Alors que Kimi Antonelli célébrait une victoire inattendue en Chine, ramenant l’Italie au sommet après des décennies d’attente, l’ombre du chaos planait sur le reste du paddock. Sa victoire, arrachée devant son coéquipier George Russell, marque un deuxième doublé consécutif pour Mercedes, masquant à peine les déboires techniques et les tensions grandissantes.
Antonelli, à peine capable de retenir ses larmes, a concédé avoir frôlé la crise cardiaque. Une déclaration qui souligne la pression insoutenable et la fragilité des nerfs dans ce sport impitoyable. Parti en pole position, il a su capitaliser sur sa chance, mais à quel prix pour l’excitation de la course ? Le record de précocité de Max Verstappen reste intact, reléguant Antonelli à une simple note de bas de page historique.
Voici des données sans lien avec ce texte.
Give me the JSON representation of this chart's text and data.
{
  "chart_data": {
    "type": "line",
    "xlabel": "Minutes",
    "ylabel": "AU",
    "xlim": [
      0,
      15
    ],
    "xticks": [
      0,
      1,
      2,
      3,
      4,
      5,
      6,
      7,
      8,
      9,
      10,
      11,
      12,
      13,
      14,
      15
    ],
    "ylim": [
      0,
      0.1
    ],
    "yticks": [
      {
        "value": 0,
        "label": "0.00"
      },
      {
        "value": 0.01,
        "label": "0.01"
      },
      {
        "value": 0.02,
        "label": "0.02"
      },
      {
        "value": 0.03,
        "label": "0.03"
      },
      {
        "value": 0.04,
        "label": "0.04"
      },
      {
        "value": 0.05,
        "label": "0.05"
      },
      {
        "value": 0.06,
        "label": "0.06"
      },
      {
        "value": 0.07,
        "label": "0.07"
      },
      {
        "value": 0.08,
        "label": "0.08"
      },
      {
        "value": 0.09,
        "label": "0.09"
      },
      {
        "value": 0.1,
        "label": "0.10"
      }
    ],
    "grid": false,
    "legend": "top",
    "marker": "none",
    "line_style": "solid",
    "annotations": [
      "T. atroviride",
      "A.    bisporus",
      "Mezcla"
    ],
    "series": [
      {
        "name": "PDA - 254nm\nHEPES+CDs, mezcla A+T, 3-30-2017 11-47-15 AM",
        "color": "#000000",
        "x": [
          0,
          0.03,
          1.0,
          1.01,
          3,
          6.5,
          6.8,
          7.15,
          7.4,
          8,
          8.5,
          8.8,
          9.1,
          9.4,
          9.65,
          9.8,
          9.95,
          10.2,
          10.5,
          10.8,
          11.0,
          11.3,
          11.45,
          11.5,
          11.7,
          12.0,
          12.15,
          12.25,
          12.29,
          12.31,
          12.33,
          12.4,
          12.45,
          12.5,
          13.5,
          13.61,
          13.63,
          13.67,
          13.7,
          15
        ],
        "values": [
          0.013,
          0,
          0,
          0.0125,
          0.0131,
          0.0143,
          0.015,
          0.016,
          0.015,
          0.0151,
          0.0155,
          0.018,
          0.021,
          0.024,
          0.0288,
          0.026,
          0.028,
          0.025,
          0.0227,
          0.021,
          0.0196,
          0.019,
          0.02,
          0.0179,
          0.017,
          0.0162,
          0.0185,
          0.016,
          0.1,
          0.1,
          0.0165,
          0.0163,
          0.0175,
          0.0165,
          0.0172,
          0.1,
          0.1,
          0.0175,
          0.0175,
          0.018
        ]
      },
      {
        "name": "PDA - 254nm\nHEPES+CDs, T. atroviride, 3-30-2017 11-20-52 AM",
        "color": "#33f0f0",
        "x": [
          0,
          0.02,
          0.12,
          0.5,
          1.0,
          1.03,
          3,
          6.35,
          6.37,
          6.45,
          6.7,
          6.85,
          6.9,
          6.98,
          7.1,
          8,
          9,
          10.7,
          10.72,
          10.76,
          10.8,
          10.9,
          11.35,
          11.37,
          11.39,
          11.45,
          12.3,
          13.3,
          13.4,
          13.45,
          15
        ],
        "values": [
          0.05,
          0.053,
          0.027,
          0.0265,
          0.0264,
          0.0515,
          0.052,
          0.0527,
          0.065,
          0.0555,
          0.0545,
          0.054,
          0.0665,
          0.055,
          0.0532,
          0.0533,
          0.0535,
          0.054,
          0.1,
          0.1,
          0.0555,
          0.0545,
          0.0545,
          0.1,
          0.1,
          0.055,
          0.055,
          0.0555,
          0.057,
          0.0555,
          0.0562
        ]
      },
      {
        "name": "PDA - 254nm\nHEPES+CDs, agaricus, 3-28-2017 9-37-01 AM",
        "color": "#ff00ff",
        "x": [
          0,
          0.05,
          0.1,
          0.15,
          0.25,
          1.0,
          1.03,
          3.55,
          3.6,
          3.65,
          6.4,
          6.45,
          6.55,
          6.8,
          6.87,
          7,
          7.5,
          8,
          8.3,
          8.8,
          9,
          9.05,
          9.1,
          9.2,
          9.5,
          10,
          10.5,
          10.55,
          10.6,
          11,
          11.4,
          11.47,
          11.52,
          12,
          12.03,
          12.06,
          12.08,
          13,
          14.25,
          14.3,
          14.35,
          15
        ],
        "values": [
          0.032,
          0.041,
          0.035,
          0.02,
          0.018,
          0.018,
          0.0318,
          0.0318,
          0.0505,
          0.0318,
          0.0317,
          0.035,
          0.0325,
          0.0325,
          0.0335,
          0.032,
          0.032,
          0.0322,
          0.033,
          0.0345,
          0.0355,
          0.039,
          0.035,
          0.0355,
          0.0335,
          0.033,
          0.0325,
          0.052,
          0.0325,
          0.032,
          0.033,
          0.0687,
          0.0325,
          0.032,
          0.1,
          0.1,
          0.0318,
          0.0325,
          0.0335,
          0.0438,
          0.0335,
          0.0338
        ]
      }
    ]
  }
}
Derrière les intouchables Flèches d’Argent, la hiérarchie s’est cruellement dessinée. Ferrari, malgré les efforts de Lewis Hamilton et Charles Leclerc, n’a pu que constater son impuissance face à la domination de Mercedes. La troisième place de Hamilton, arrachée à Leclerc après une manœuvre agressive, révèle les fissures au sein de la Scuderia, déjà minée par les performances inégales.
Les écuries de milieu de tableau, Alpine et Haas, ont quant à elles confirmé leur rôle de figurantes. Si Pierre Gasly a réussi à éviter le ridicule, l’accrochage entre Franco Colapinto et Esteban Ocon, suivi d’une rare admission de faute, met en lumière le manque de discipline et la frustration grandissante. Mais le véritable désastre a frappé les favoris. Les McLaren, affligées par des pannes moteur catastrophiques, n’ont même pas pu prendre le départ. Pire encore, Max Verstappen, le champion en titre, a vu son week-end « désastreux » s’achever par un abandon humiliant, tandis que son coéquipier peinait à sauver les meubles. Cette course restera un sombre rappel des défis techniques et de la cruauté du sport automobile, où même les plus grands peuvent chuter de leur piédestal.